Assuming that Slurm was configured with its PMIx plugin, you can use
``srun`` to "direct launch" Open MPI applications without the use of
Open MPI's ``mpirun`` command.

First, you must ensure that Slurm was built and installed with PMIx
support.  This can determined as shown below:

.. code-block:: sh

   shell$ srun --mpi=list
   MPI plugin types are...
	none
	pmi2
	pmix
   specific pmix plugin versions available: pmix_v4

The output from ``srun`` may vary somewhat depending on the version of Slurm installed.
If PMIx is not present in the output, then you will not be able to use srun
to launch Open MPI applications.

.. note:: PMI-2 is not supported in Open MPI 5.0.0 and later releases.

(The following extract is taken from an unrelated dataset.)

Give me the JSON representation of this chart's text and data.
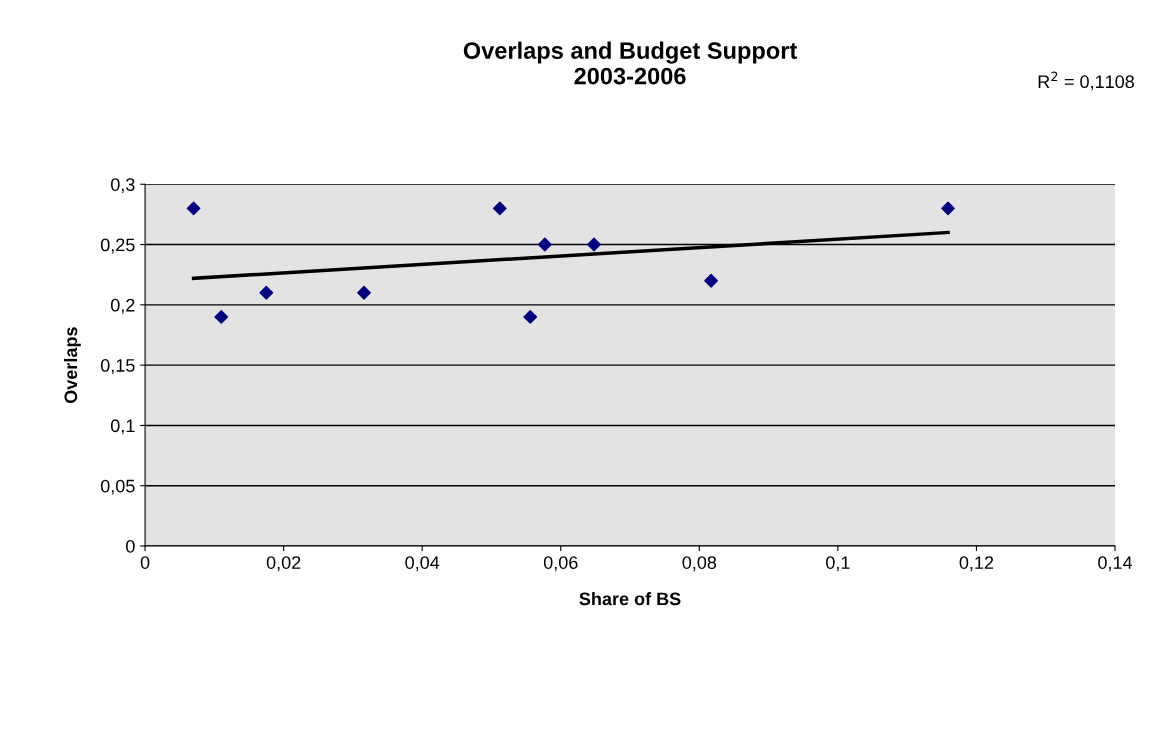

Provided the Slurm installation includes the PMIx plugin, Open MPI applications 
can then be launched directly via the ``srun`` command.  For example:

.. code-block:: sh

   shell$ srun -N 4 --mpi=pmix mpi-hello-world

Or you can use ``sbatch`` with a script:

.. code-block:: sh

   shell$ cat my_script.sh
   #!/bin/sh
   srun --mpi=pmix mpi-hello-world
   shell$ sbatch -N 4 my_script.sh
   srun: jobid 1235 submitted
   shell$

Similar using ``mpirun`` inside of an ``sbatch`` batch script, no
``srun`` command line options specifying number of processes were
necessary, because ``sbatch`` set all the relevant Slurm-level
parameters about number of processes, cores, partition, etc.

Slurm 20.11
-----------

There were some changes in Slurm behavior that were introduced in
Slurm 20.11.0 and subsequently reverted out in Slurm 20.11.3.

SchedMD (the makers of Slurm) strongly suggest that all Open MPI users
avoid using Slurm versions 20.11.0 through 20.11.2.

Indeed, you will likely run into problems using just about any version
of Open MPI these problematic Slurm releases.

.. important:: Please either downgrade to an older version or upgrade
               to a newer version of Slurm.